Cocidas en agua con sal y tomillo –como los antiguos griegos– o con semillas carminativas (alcaravea, comino, hinojo) –para evitar molestas flatulencias– o con manzanas y cebolla –al estilo ruso– o piñones –el navideño plato madrileño de lombarda–, e incorporadas a pucheros de legumbres –para facilitar el aprovechamiento del resto de ingredientes y la digestión de las grasas– o aliñadas con sofritos; marinadas en vinagre –al modo imperial romano– o en salmuera –la ya citada chucrutte germánica–; en tortilla o napadas con alguna salsa blanca (veloutés y derivadas de la bechamel) y gratinadas; enteras y rellenas con una farsa de carne o de pescado, como plato principal, o como guarnición de aves asadas y preparaciones de cerdo y de caza mayor; ligeramente salteadas e incorporadas a sopas y arroces de las cocinas orientales, pero también crudas o ligeramente escaldadas y muy finamente picadas, en ensalada con un aliño de yogur o nata agria y mostaza, al gusto norteamericano, las coles blancas, verdes o moradas (lombardas), redondas o picudas, grandes o pequeñas, son tan versátiles en cocina como  saludables para nuestro organismo.

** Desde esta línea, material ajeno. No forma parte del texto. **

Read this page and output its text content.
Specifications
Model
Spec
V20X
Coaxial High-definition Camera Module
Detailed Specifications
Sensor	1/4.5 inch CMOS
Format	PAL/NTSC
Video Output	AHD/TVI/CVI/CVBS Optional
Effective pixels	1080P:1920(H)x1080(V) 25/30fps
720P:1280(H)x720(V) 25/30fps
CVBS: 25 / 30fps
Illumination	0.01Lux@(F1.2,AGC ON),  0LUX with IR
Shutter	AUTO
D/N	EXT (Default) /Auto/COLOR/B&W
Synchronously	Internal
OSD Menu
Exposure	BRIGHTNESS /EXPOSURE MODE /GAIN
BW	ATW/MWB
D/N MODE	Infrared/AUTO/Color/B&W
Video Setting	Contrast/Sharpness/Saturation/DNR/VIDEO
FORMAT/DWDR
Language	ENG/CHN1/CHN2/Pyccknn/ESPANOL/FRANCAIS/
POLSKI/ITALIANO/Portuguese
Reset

Resistentes a las gélidas temperaturas del norte y este europeos, no es extraño que en las leyendas de esos países se relatara a los infantes que los recién nacidos en vez de ser traídos en el pico de las cigüeñas surgieran entre las hojas de las coles así como los mancebos aparecían en los bancales de estas crucíferas en la imaginativa película de José Luis Cuerda Amanece, que no es poco.
Así que, aunque no se tenga intención de aumentar la familia, no estaría de más aumentar no sólo durante el invierno el consumo de todo el amplio surtido de coles en la dieta cotidiana, cuyos beneficios en nuestro organismo reservaré para el post de APOTECA dedicado a esta crucífera.   
¡Salud y curiosidad, para disfrutar de los buenos alimentos!